DMQ: Dual-Mode Q-Learning Hardware Accelerator for Shortest Path and Coverage Area
🔗Abstract: In this paper, we propose a novel dual-mode Q-learning hardware accelerator (DMQ) for shortest path and coverage area problems. The hardware accelerator design uses only an agent to tackle multiple modes, in this case, shortest path and coverage area problems for mobile robots. The work proposes a modified policy generator that supports two reward functions for the shortest path and coverage area. The coverage area mode has 4× state spaces than that of the shortest path mode. We also explore some policy generators such as decreasing epsilon and greedy for the dual-mode Q-learning accelerator.
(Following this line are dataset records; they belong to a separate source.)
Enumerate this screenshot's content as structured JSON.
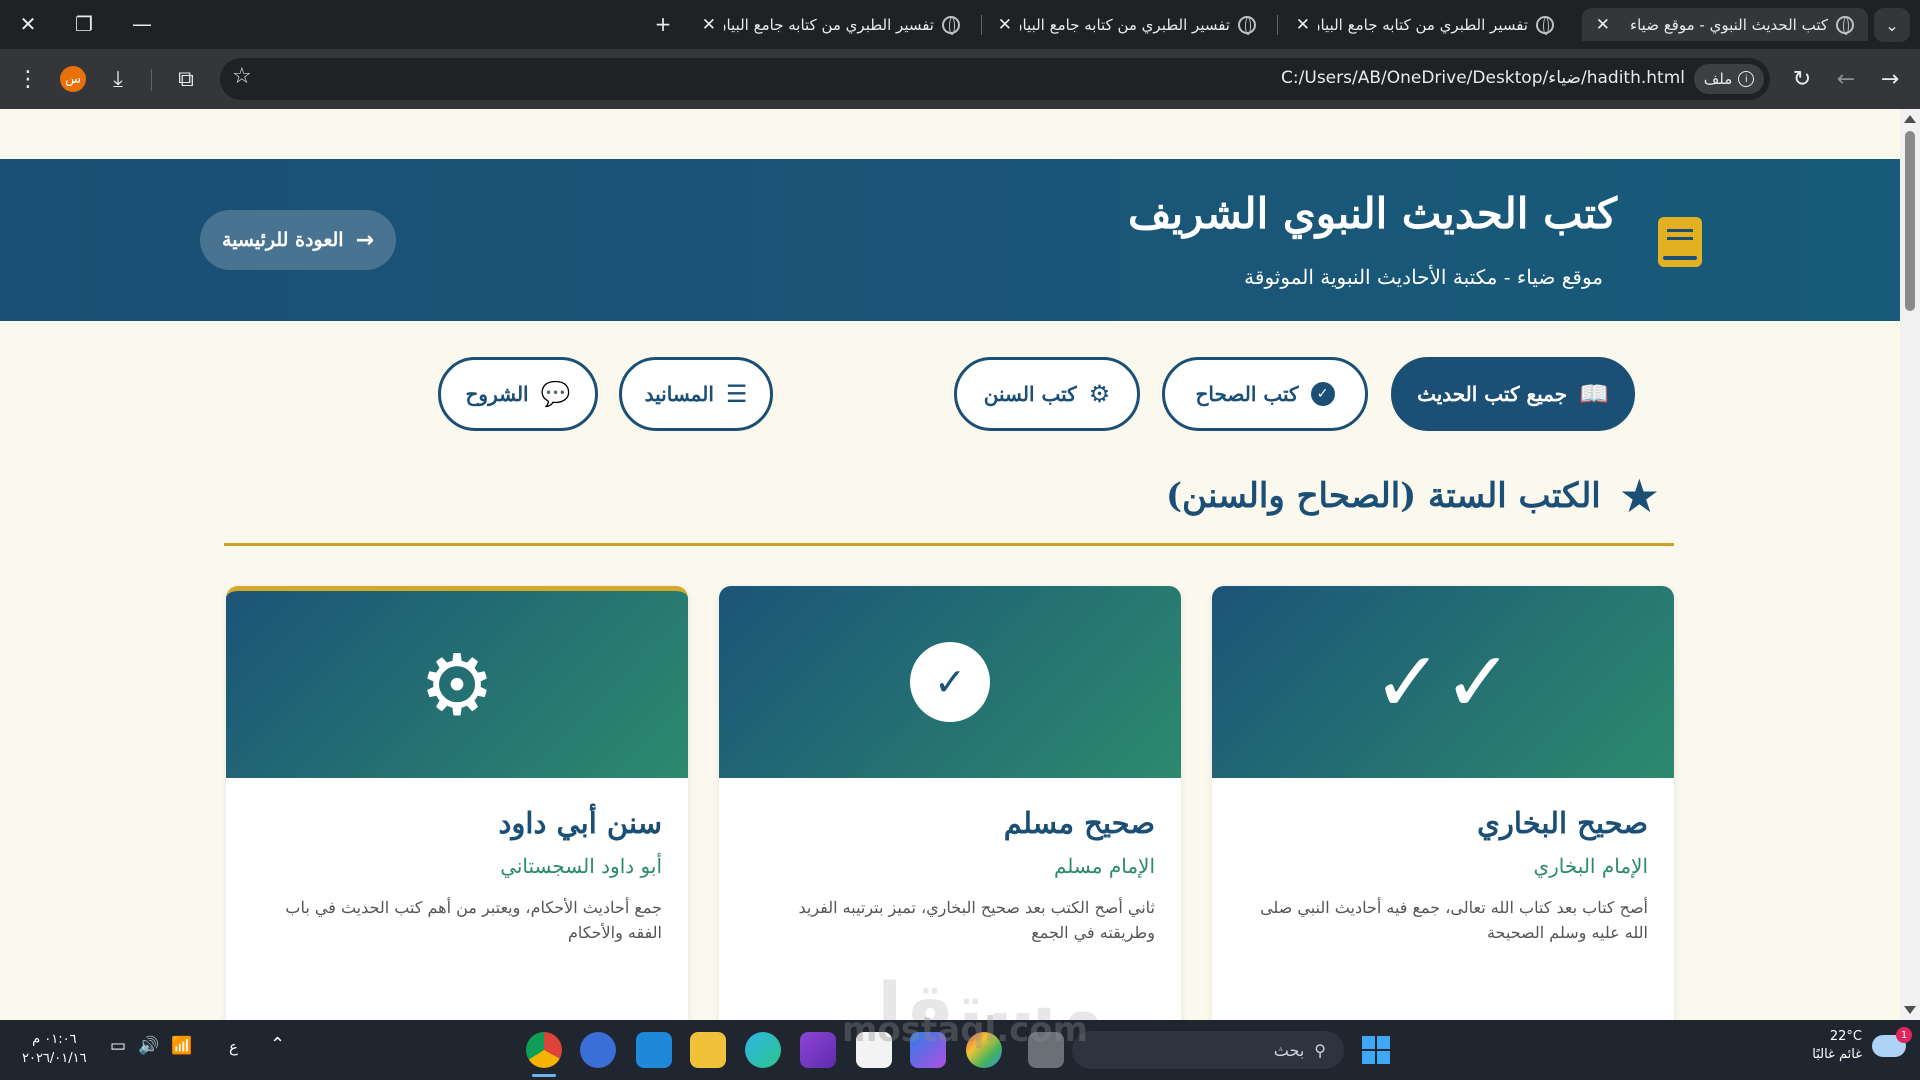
{
  "browser": {
    "tabs": [
      {
        "title": "كتب الحديث النبوي - موقع ضياء",
        "active": true
      },
      {
        "title": "تفسير الطبري من كتابه جامع البيان",
        "active": false
      },
      {
        "title": "تفسير الطبري من كتابه جامع البيان",
        "active": false
      },
      {
        "title": "تفسير الطبري من كتابه جامع البيان",
        "active": false
      }
    ],
    "new_tab": "+",
    "address": {
      "chip_label": "ملف",
      "url": "C:/Users/AB/OneDrive/Desktop/ضياء/hadith.html"
    },
    "profile_initial": "س"
  },
  "header": {
    "title": "كتب الحديث النبوي الشريف",
    "subtitle": "موقع ضياء - مكتبة الأحاديث النبوية الموثوقة",
    "back_label": "العودة للرئيسية"
  },
  "filters": [
    {
      "label": "جميع كتب الحديث",
      "icon": "open-book-icon",
      "active": true
    },
    {
      "label": "كتب الصحاح",
      "icon": "check-circle-icon",
      "active": false
    },
    {
      "label": "كتب السنن",
      "icon": "gear-icon",
      "active": false
    },
    {
      "label": "المسانيد",
      "icon": "list-icon",
      "active": false
    },
    {
      "label": "الشروح",
      "icon": "comments-icon",
      "active": false
    }
  ],
  "section": {
    "title": "الكتب الستة (الصحاح والسنن)"
  },
  "cards": [
    {
      "title": "صحيح البخاري",
      "author": "الإمام البخاري",
      "desc": "أصح كتاب بعد كتاب الله تعالى، جمع فيه أحاديث النبي صلى الله عليه وسلم الصحيحة",
      "icon": "double-check-icon"
    },
    {
      "title": "صحيح مسلم",
      "author": "الإمام مسلم",
      "desc": "ثاني أصح الكتب بعد صحيح البخاري، تميز بترتيبه الفريد وطريقته في الجمع",
      "icon": "check-circle-icon"
    },
    {
      "title": "سنن أبي داود",
      "author": "أبو داود السجستاني",
      "desc": "جمع أحاديث الأحكام، ويعتبر من أهم كتب الحديث في باب الفقه والأحكام",
      "icon": "gear-icon"
    }
  ],
  "watermark": {
    "text": "مستقل",
    "sub": "mostaql.com"
  },
  "taskbar": {
    "weather_temp": "22°C",
    "weather_desc": "غائم غالبًا",
    "weather_badge": "1",
    "search_placeholder": "بحث",
    "lang": "ع",
    "time": "٠١:٠٦ م",
    "date": "٢٠٢٦/٠١/١٦"
  },
  "colors": {
    "primary": "#1b4f75",
    "accent_gold": "#c9a227",
    "accent_green": "#2c8a6d",
    "page_bg": "#fbf8ee"
  }
}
Experimental results show that by using a greedy policy generator the learning rate of an agent is faster for both problems. Moreover, the hardware architecture requires only 1199 LUTs, 4 LUTRAMs, and 6 BRAMs for the dual-mode functions. With a throughput of 185.63 MHz, the proposed work outperforms other methods up to 13× in energy efficiency. The proposed work is useful for disaster recovery, smart navigation, and other artificial intelligence applications.
I. Syafalni, M. I. Firdaus, N. Sutisna, T. Adiono, T. Juhana and R. Mulyawan, “DMQ: Dual-Mode Q-Learning Hardware Accelerator for Shortest Path and Coverage Area,” 2024 IEEE 37th International System-on-Chip Conference (SOCC), Dresden, Germany, 2024, pp. 1-6, doi: 10.1109/SOCC62300.2024.10737818.